Petit marmaille – On débouche de la Mare à Poule d’eau et on ne sait plus où aller. Vers le haut ?  A gauche ?  A droite ?  Un petit marmaille en short et tshirt aux pieds poussiéreux déboule des champs de chouchoux avec son vélo. Il tente de revisser sa selle et nous dit timidement « La route lé en haut ». Ah il faut donc prendre par le haut. « Oui sa même ». On le remercie puis on lui propose de lui remettre sa selle. Il refuse une première fois puis finalement accepte qu’on lui donne un coup de main. En revissant la selle, on engage une petite conversation. Grand comme certains de mes gamins de 6eme, le « petit » a en fait 6 ans et vit là, à Mare à Poule d’Eau avec sa famille. La selle revissée, il file sur son vélo bringuebalant jusqu’en haut de la côte, salue des jeunes qui attendent près d’une charrette de chouchoux. Puis il reperd sa selle, juste avant de tourner à gauche dans le village.

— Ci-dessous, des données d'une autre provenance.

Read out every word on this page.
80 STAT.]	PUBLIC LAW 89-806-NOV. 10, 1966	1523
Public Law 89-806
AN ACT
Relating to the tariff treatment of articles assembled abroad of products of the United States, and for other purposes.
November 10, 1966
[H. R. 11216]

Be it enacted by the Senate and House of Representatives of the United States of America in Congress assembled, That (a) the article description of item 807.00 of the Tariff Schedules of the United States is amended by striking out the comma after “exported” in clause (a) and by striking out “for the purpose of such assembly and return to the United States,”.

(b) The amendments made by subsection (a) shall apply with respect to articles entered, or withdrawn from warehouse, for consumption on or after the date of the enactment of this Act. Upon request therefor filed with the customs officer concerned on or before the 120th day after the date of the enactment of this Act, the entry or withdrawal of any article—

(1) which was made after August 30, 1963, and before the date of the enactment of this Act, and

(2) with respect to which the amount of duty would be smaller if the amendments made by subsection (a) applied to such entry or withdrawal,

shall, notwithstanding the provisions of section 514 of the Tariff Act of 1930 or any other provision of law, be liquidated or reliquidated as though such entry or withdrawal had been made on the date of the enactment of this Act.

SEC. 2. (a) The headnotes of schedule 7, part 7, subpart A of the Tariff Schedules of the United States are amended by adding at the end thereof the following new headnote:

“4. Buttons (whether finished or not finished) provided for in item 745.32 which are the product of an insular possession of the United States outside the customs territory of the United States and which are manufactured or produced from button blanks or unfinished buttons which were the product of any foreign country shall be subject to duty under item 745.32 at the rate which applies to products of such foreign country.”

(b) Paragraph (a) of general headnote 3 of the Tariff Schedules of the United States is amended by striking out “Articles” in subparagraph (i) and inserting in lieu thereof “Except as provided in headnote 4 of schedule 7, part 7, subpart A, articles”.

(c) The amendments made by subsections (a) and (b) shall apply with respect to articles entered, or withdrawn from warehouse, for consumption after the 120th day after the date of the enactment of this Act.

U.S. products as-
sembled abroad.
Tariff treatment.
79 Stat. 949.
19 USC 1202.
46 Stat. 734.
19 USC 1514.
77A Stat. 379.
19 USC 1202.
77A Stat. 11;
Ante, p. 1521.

Zozo, la mauricienne et la réunionnaise – Confortablement installée au sol, quoique un peu vautrée, les yeux fermés et l’air nonchalant, Zozo attend. Zozo c’est une chienne au type indéterminé, accompagnée d’un petit chien frisé au type également indéterminé. Lucie est fascinée, la dame qui accompagne Zozo lui propose de le caresser. Des chiens et des enfants. C’est comme ça qu’on engage la conversation avec ces deux amies. L’une l’air jovial, mais taiseuse, mauricienne, prépare le Grand Raid. L’autre, cheveux courts, volubile et solaire, s’enthousiasme sur Lucie, puis Louise, nous pose des questions auxquelles on répond comme si on se connaissait depuis toujours. Tout ce qu’on lui raconte lui semble incroyable. Il y a des gens comme ça. On lui raconte nos origines, notre vie à San Francisco et notre retour aux sources à la Réunion. « Donc Lucie est américaine et française ? Mais c’est génial ! J’adore San Francisco, quelle chance vous avez eue ». « Mais c’est nous ou bien il y a vraiment beaucoup plus de voitures ? » lui demande t-on. « Oui oui c’est l’enfer, ce n’est pas vous c’est de pire en pire ! ». Au détour de la conversation elle nous dit connaître la Seine et Marne et notamment Pontault . Quelle coïncidence. On parle de la préparation pour le grand Raid, des trails qu’il faut faire pour pouvoir amasser assez de points. La mauricienne donne rendez-vous à Guy à Saint Denis, au finish du Grand Raid. Un jour.

Le cafre de la plaine. On lui achète quelques bananes puis il se met à nous parler et nous raconter sa vie. Il est de la plaine et descend sur Saint Pierre pour vendre sa production. « Il fait chaud ici, ça fait du bien ! Parce qu’à la Plaine des Cafres, mon dieu il fait froid ». Oui mais il y a beaucoup moins de monde que sur la côte lui dis-je. On discute des voitures, des embouteillages et de l’enfer que c’est pour faire parfois quelques kilomètres. Il nous dit qu’il est bien heureux de vivre dans les hauts. Il vendait avant sa production du coté de Saint Benoit, il prenait donc aussi la route des plaines. « S’il avait fallu aller à Saint Denis pour vendre, j’aurais démissionné depuis longtemps à cause du monde ».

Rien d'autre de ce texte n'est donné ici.